In my latest column in the Pittsburgh Tribune-Review I argue that economics is indeed a legitimate science . A slice (first emphasis added; second original):
Economics is a systematic way of thinking that improves our understanding, if not our ability to make specific predictions. The economist understands, for example, that raising the minimum wage makes low-skilled workers less profitable for employers to hire. Therefore, concludes the economist, the higher the minimum wage, the fewer and worse are the employment opportunities open to low-skilled workers.
The economist doesn’t predict that hiking the minimum wage will necessarily cause an actual increase in the rate of unemployment of low-skilled workers. Rather, he reasons more modestly by pointing out that hiking the minimum wage worsens the employment prospects of low-skilled workers compared to what those prospects would be without a higher minimum wage. The economist understands that a modern economy is an astonishingly complex, dynamic and huge system in which changes in one part often offset or mask changes in another part.
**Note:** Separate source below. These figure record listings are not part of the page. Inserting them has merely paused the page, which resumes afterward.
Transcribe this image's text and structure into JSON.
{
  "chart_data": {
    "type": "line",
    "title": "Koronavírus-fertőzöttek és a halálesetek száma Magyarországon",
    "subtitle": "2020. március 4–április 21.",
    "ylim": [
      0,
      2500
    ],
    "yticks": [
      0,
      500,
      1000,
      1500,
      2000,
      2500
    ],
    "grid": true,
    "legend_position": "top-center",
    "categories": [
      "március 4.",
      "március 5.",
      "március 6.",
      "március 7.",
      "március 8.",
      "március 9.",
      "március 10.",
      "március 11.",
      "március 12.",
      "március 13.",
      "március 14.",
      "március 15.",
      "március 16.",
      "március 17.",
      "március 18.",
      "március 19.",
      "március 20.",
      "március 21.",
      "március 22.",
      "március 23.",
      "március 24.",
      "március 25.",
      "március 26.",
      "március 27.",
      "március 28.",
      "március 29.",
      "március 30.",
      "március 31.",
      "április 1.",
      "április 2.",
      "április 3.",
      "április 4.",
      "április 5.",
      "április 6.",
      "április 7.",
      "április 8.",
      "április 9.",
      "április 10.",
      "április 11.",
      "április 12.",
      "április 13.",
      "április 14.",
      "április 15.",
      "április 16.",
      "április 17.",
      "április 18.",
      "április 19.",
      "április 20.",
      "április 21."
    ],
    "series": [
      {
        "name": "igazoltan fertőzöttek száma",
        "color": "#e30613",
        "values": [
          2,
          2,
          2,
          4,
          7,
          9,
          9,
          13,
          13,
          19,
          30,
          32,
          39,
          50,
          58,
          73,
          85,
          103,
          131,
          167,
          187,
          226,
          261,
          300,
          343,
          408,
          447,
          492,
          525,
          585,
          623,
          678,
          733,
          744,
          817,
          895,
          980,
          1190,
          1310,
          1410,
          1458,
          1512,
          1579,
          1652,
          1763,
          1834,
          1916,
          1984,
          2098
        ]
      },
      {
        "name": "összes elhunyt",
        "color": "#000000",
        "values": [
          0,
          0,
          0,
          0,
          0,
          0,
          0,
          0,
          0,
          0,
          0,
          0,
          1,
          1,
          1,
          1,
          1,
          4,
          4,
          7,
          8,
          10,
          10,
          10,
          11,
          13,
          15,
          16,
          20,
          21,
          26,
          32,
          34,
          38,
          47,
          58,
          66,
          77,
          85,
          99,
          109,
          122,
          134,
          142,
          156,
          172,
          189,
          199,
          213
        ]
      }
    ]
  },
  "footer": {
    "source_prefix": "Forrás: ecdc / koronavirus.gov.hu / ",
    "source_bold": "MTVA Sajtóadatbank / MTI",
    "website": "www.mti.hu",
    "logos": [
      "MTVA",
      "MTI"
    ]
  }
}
Consider a physicist standing on a beach and observing feathers floating in thin air. This physicist would not conclude from her observation that feathers are immune to gravity. The physicist understands that gravity works on feathers no less than on steel anvils, but that this effect can be masked by other forces, such as wind. So, too, does the economist, upon observing that a higher minimum wage is not followed by higher measured unemployment, not conclude that a higher minimum wage inflicts no harm on low-skilled workers.
The good economist, in short, sees with his reason that which is often invisible to his eyes.
And often invisible also, I here add, to his or her econometric tools – tools which can never capture, much leas measure accurately, the full range of the important and relevant details that are always changing in a modern market economy.